Elsewhere, Victoria Atkins has taken over as the new Health Secretary, having served as the Financial Secretary to the Treasury for just over a year (the fifth most significant ministerial role within the Treasury). Her appointment comes amid widespread industrial action across the NHS and growing backlogs which include more than 10,000 people waiting more than 18 months for treatment. The NHS has recently called on the Treasury to provide extra funding given impact of the costs of the strikes which have been cited to have cost the service £1bn, however it is understood that the Treasury agreed to an extra £100m. As the BBC notes “the NHS has been told it will have to use £200m of winter money and raid other budgets, including those originally earmarked for IT and maintenance, to tackle the backlog.” Atkins was first elected MP in 2015 having come from a legal background specialising in fraud and happens to be married to Paul Kenward, who serves as the MD of British Sugar. Atkins replaces Steve Barclay, who has since become the Secretary of State for Environment, Food and Rural Affairs.
All eyes now remain on Westminster to follow the most recent developments in the wake of the reshuffle, as focus turns to the next general election. Speculation is continuing to mount that Downing Street may be planning an early election in the Autumn of 2024 as the party tries to reduce its gap in the polls.
The FT ran an interesting story this morning, saying that almost all Russian oil sold since the summer has changed hands at prices above the $60 price cap that the G7+Australia set. The price cap was brought in at the beginning of this year in a bid to limit the Kremlin’s cashflow but, whilst it was immediately effective, Russia have quickly developed ways around the cap, such as reinstating retired oil tankers and inflating the cost of transporting the cargo to make it appear as though the oil is trading below the cap. The Kremlin say that their average receipt price in October was $80 per barrel, which is only about $10 below the OPEC average for the month and will really do little to reduce the cash available to them for their war effort. The EU have said they want to work to reinforce the cap, but there would appear to be a lot to do. The story is worth a read: Almost no Russian oil is sold below $60 cap, say western officials (ft.com)

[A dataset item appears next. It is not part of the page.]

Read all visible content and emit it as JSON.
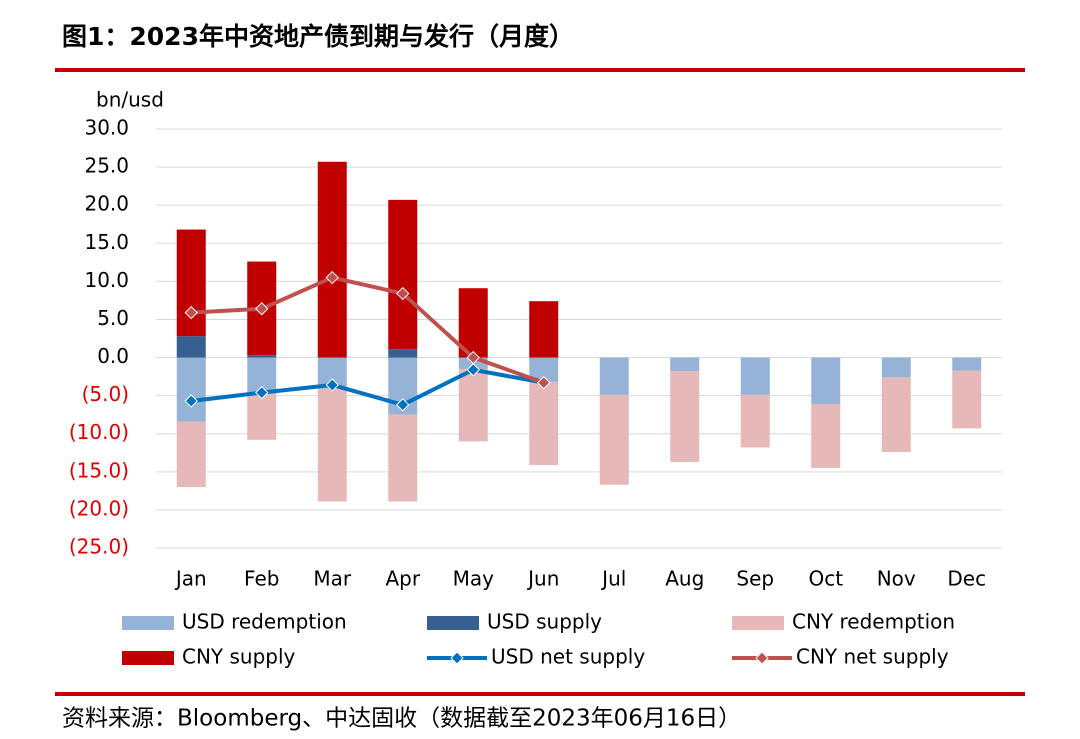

This morning UK unemployment came in line with expectations at 4.2%, in the three months leading up to September 2023. This was also in line with last month’s print and comes as the number of unemployed persons rose by 9,000 to just under 1.45m. Regular pay (excluding bonuses) also eased 10bps to 7.7% on a year-on-year basis, in line with forecasts. All eyes now turn to UK inflation released tomorrow morning at 0700 where the general market consensus is projecting a print of 4.8%, down considerably from last month’s 6.7% figure.